Si ritiene che la Luna sia morta da tempo ma potrebbe non essere un concetto veritiero visto che il nostro satellite potrebbe, ancora oggi, scricchiolare e spezzarsi e le strutture osservate potrebbero esserne una prova diretta. La regolite, indice del costante bombardamento subito dalla Luna da parte di piccole meteoriti, in genere copre tutta la superficie a parte qualche rarissimo esempio superficiale ma i dati del Lunar Reconnaissance Orbiter hanno evidenziato punti all'interno e nei pressi delle mariae totalmente privi di questa polvere. Si tratta di punti molto giovani visto che il deposito di regolite è pressoché costante e così ci si è chiesti subito come mai la concentrazione di queste strutture sia ben localizzata in determinati punti.

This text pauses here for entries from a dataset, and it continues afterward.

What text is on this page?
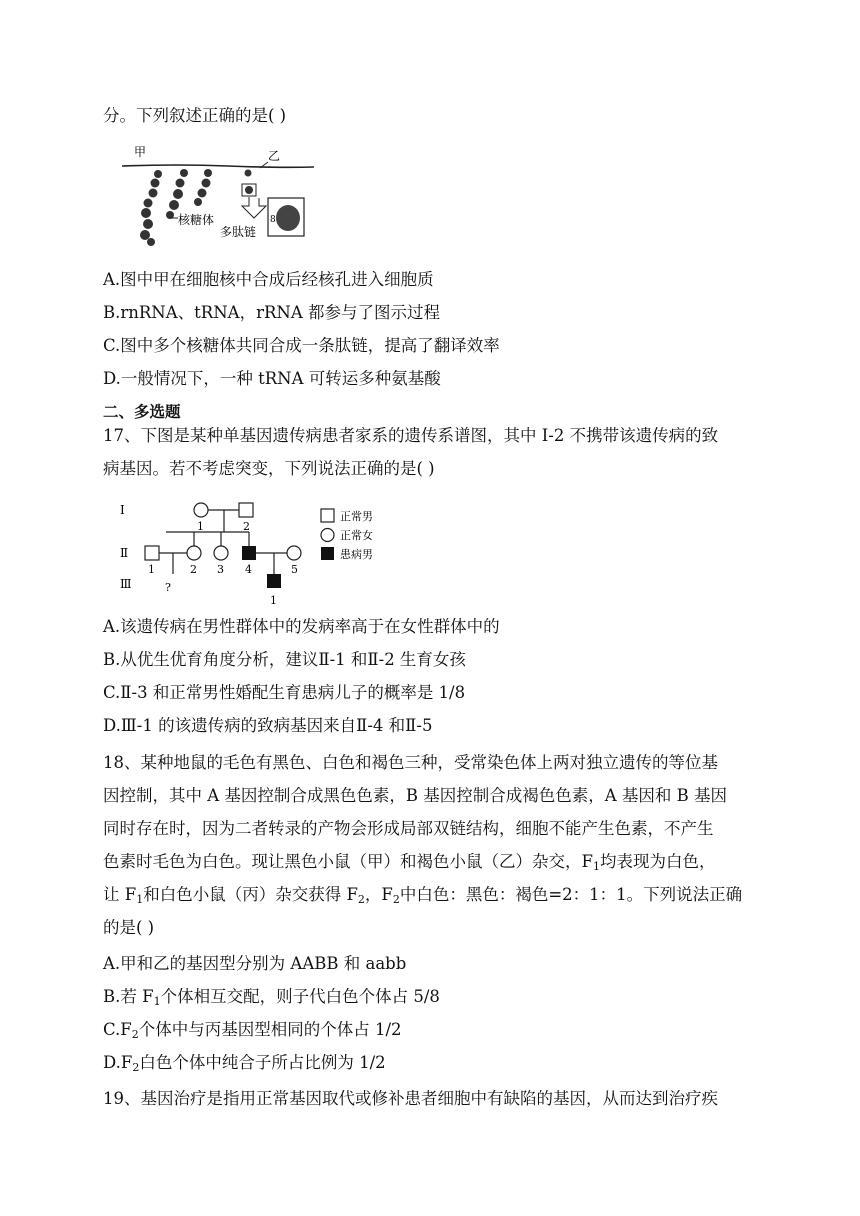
分。下列叙述正确的是( )
甲	乙
核糖体
多肽链
8
A.图中甲在细胞核中合成后经核孔进入细胞质
B.rnRNA、tRNA，rRNA 都参与了图示过程
C.图中多个核糖体共同合成一条肽链，提高了翻译效率
D.一般情况下，一种 tRNA 可转运多种氨基酸
二、多选题
17、下图是某种单基因遗传病患者家系的遗传系谱图，其中 I-2 不携带该遗传病的致
病基因。若不考虑突变，下列说法正确的是( )
Ⅰ
Ⅱ
Ⅲ
1	2
1	2 3 4	5
1
?
正常男
正常女
患病男
A.该遗传病在男性群体中的发病率高于在女性群体中的
B.从优生优育角度分析，建议Ⅱ-1 和Ⅱ-2 生育女孩
C.Ⅱ-3 和正常男性婚配生育患病儿子的概率是 1/8
D.Ⅲ-1 的该遗传病的致病基因来自Ⅱ-4 和Ⅱ-5
18、某种地鼠的毛色有黑色、白色和褐色三种，受常染色体上两对独立遗传的等位基
因控制，其中 A 基因控制合成黑色色素，B 基因控制合成褐色色素，A 基因和 B 基因
同时存在时，因为二者转录的产物会形成局部双链结构，细胞不能产生色素，不产生
色素时毛色为白色。现让黑色小鼠（甲）和褐色小鼠（乙）杂交，$F_1$均表现为白色，
让 $F_1$和白色小鼠（丙）杂交获得 $F_2$，$F_2$中白色：黑色：褐色=2：1：1。下列说法正确
的是( )
A.甲和乙的基因型分别为 AABB 和 aabb
B.若 $F_1$个体相互交配，则子代白色个体占 5/8
$C.F_2$个体中与丙基因型相同的个体占 1/2
$D.F_2$白色个体中纯合子所占比例为 1/2
19、基因治疗是指用正常基因取代或修补患者细胞中有缺陷的基因，从而达到治疗疾
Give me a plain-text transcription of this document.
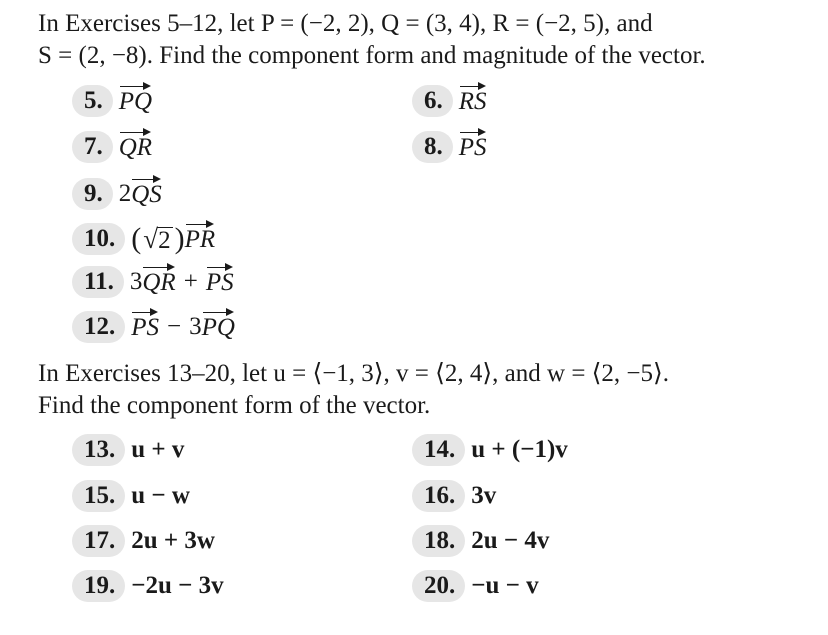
In Exercises 5–12, let P = (−2, 2), Q = (3, 4), R = (−2, 5), and
S = (2, −8). Find the component form and magnitude of the vector.
5. PQ	6. RS
7. QR	8. PS
9. 2 QS
10. ( √ 2 ) PR
11. 3 QR + PS
12. PS − 3 PQ
In Exercises 13–20, let u = ⟨−1, 3⟩, v = ⟨2, 4⟩, and w = ⟨2, −5⟩.
Find the component form of the vector.
13. u + v	14. u + (−1)v
15. u − w	16. 3v
17. 2u + 3w	18. 2u − 4v
19. −2u − 3v	20. −u − v
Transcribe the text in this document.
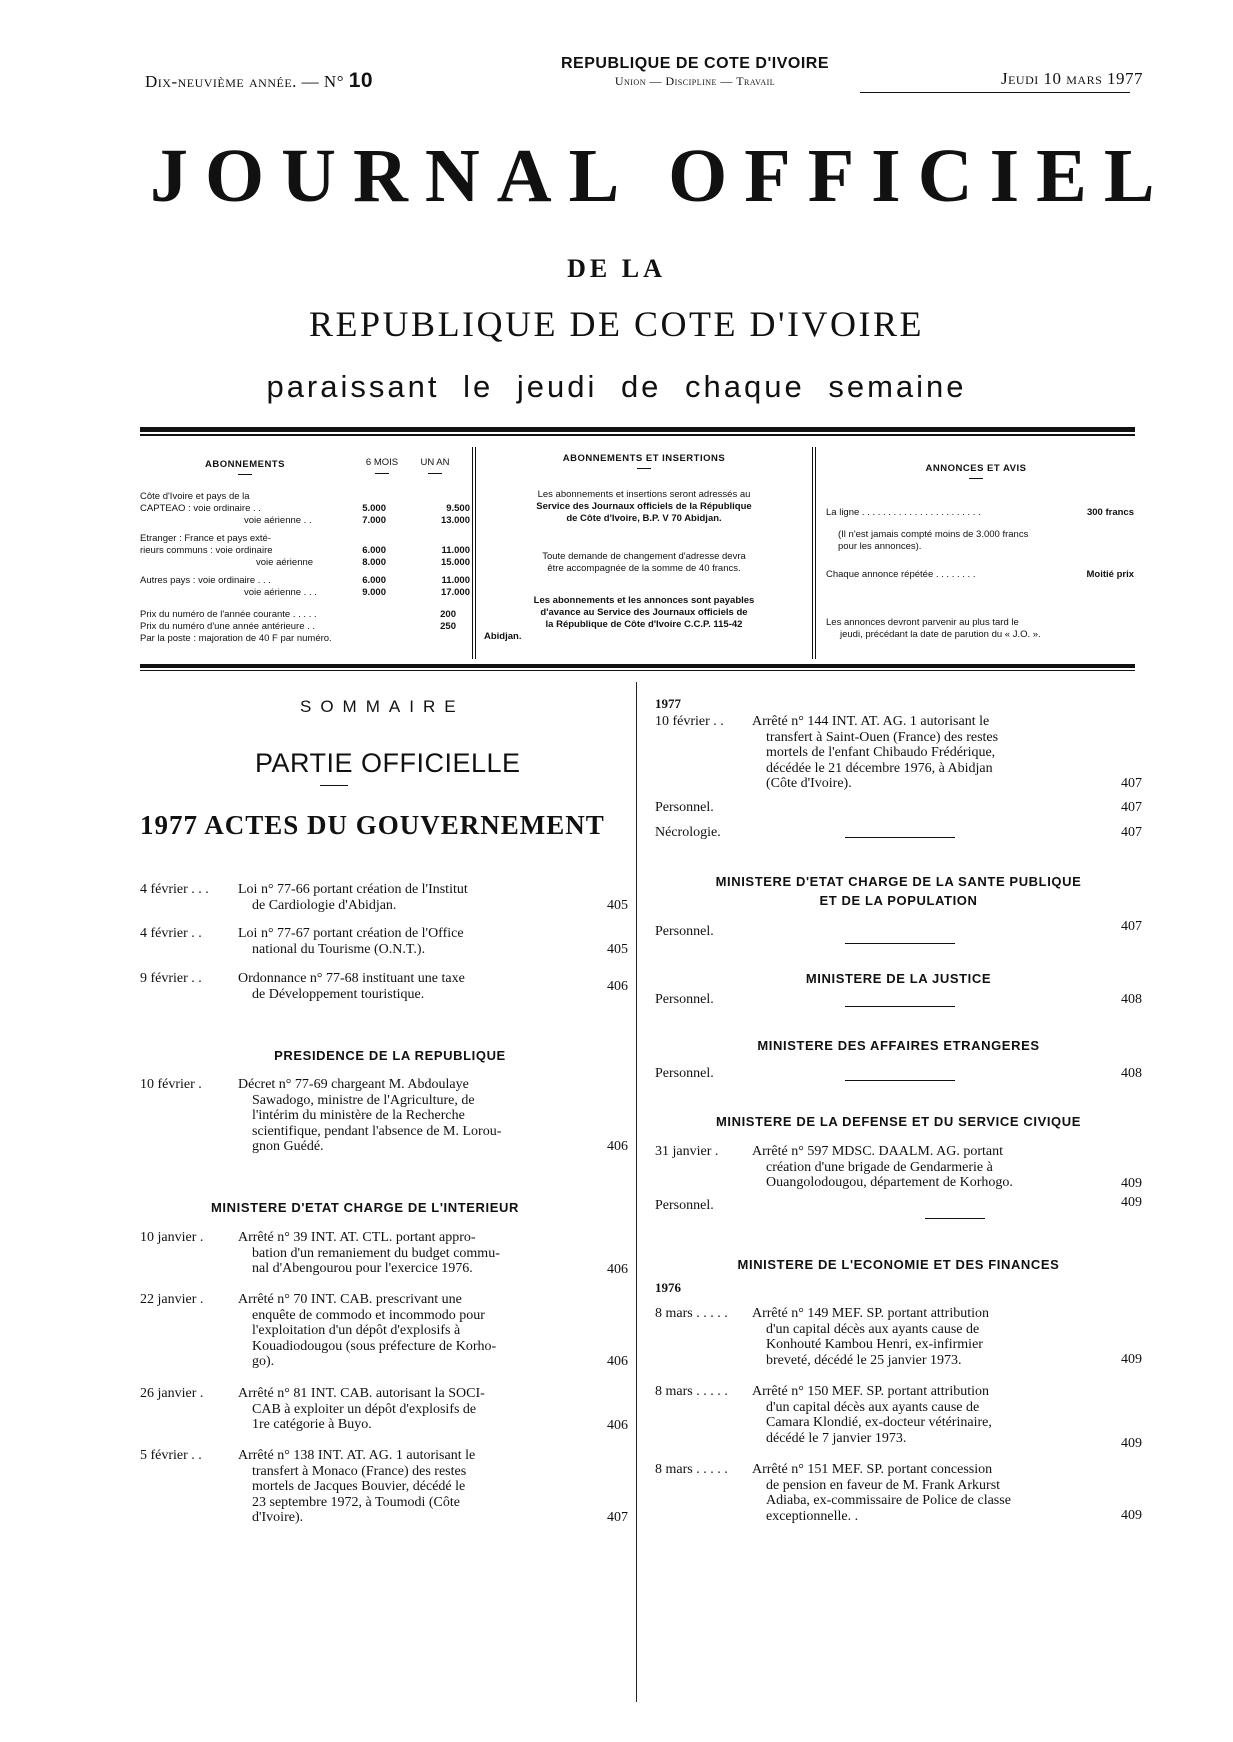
Dix-neuvième année. — N° 10
REPUBLIQUE DE COTE D'IVOIRE
Union — Discipline — Travail	Jeudi 10 mars 1977
JOURNAL OFFICIEL
DE LA
REPUBLIQUE DE COTE D'IVOIRE
paraissant le jeudi de chaque semaine
ABONNEMENTS	6 MOIS	UN AN
Côte d'Ivoire et pays de la
CAPTEAO : voie ordinaire . .	5.000	9.500
voie aérienne . .	7.000	13.000
Etranger : France et pays exté-
rieurs communs : voie ordinaire	6.000	11.000
voie aérienne	8.000	15.000
Autres pays : voie ordinaire . . .	6.000	11.000
voie aérienne . . .	9.000	17.000
Prix du numéro de l'année courante . . . . .	200
Prix du numéro d'une année antérieure . .	250
Par la poste : majoration de 40 F par numéro.
ABONNEMENTS ET INSERTIONS
Les abonnements et insertions seront adressés au
Service des Journaux officiels de la République
de Côte d'Ivoire, B.P. V 70 Abidjan.
Toute demande de changement d'adresse devra
être accompagnée de la somme de 40 francs.
Les abonnements et les annonces sont payables
d'avance au Service des Journaux officiels de
la République de Côte d'Ivoire C.C.P. 115-42
Abidjan.
ANNONCES ET AVIS
La ligne . . . . . . . . . . . . . . . . . . . . . . .	300 francs
(Il n'est jamais compté moins de 3.000 francs
pour les annonces).
Chaque annonce répétée . . . . . . . .	Moitié prix
Les annonces devront parvenir au plus tard le
jeudi, précédant la date de parution du « J.O. ».
SOMMAIRE
PARTIE OFFICIELLE
1977 ACTES DU GOUVERNEMENT
4 février . . .	Loi n° 77-66 portant création de l'Institut
de Cardiologie d'Abidjan.	405
4 février . .	Loi n° 77-67 portant création de l'Office
national du Tourisme (O.N.T.).	405
9 février . .	Ordonnance n° 77-68 instituant une taxe
de Développement touristique.	406
PRESIDENCE DE LA REPUBLIQUE
10 février .	Décret n° 77-69 chargeant M. Abdoulaye
Sawadogo, ministre de l'Agriculture, de
l'intérim du ministère de la Recherche
scientifique, pendant l'absence de M. Lorou-
gnon Guédé.	406
MINISTERE D'ETAT CHARGE DE L'INTERIEUR
10 janvier .	Arrêté n° 39 INT. AT. CTL. portant appro-
bation d'un remaniement du budget commu-
nal d'Abengourou pour l'exercice 1976.	406
22 janvier .	Arrêté n° 70 INT. CAB. prescrivant une
enquête de commodo et incommodo pour
l'exploitation d'un dépôt d'explosifs à
Kouadiodougou (sous préfecture de Korho-
go).	406
26 janvier .	Arrêté n° 81 INT. CAB. autorisant la SOCI-
CAB à exploiter un dépôt d'explosifs de
1re catégorie à Buyo.	406
5 février . .	Arrêté n° 138 INT. AT. AG. 1 autorisant le
transfert à Monaco (France) des restes
mortels de Jacques Bouvier, décédé le
23 septembre 1972, à Toumodi (Côte
d'Ivoire).	407
1977
10 février . .	Arrêté n° 144 INT. AT. AG. 1 autorisant le
transfert à Saint-Ouen (France) des restes
mortels de l'enfant Chibaudo Frédérique,
décédée le 21 décembre 1976, à Abidjan
(Côte d'Ivoire).	407
Personnel.	407
Nécrologie.	407
MINISTERE D'ETAT CHARGE DE LA SANTE PUBLIQUE
ET DE LA POPULATION
Personnel.	407
MINISTERE DE LA JUSTICE
Personnel.	408
MINISTERE DES AFFAIRES ETRANGERES
Personnel.	408
MINISTERE DE LA DEFENSE ET DU SERVICE CIVIQUE
31 janvier .	Arrêté n° 597 MDSC. DAALM. AG. portant
création d'une brigade de Gendarmerie à
Ouangolodougou, département de Korhogo.	409
Personnel.	409
MINISTERE DE L'ECONOMIE ET DES FINANCES
1976
8 mars . . . . .	Arrêté n° 149 MEF. SP. portant attribution
d'un capital décès aux ayants cause de
Konhouté Kambou Henri, ex-infirmier
breveté, décédé le 25 janvier 1973.	409
8 mars . . . . .	Arrêté n° 150 MEF. SP. portant attribution
d'un capital décès aux ayants cause de
Camara Klondié, ex-docteur vétérinaire,
décédé le 7 janvier 1973.	409
8 mars . . . . .	Arrêté n° 151 MEF. SP. portant concession
de pension en faveur de M. Frank Arkurst
Adiaba, ex-commissaire de Police de classe
exceptionnelle. .	409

I punti, in numero di 500 circa, sono stati rinvenuti tramite una mappa termica dal momento che le rocce esposte riescono a rimanere più calde, durante la notte lunare, rispetto alle zona coperte di regolite. In genere le zone esposte si trovano sui bordi di antichi bacini da impatto riempiti di lava e potrebbero trovare spiegazioni nell'adattamento al maggior peso della superficie in seguito alla maggior presenza di lava, ma in questo caso le zone più attive sono collegate a misteriosi sistemi di strutture tettoniche sul lato più vicino della Luna, totalmente slegate dai bacini pieni di lava. Una interessante correlazione esiste: nel 2014 il satellite GRAIL della NASA ha scoperto una rete di antichi crolli nella crosta lunare e questi crolli divengono canali lungo i quali il magma lunare poteva fluire a formare profonde intrusioni. Le catene esposte osservate sembrano ricalcare bene le linee di queste intrusioni rivelate da GRAIL.

Da qui l'ipotesi che alcuni movimenti siano ancora presenti e stiano spezzando la superficie, facendo cadere la regolite nelle spaccature e esponendo la roccia sottostante. Queste strutture sono state chiamate ANT (Active Nearside Tectonic System) e i ricercatori ipotizzano che l'attivazione sia giunta miliardi di anni fa da un impatto gigante sul lato distante della Luna.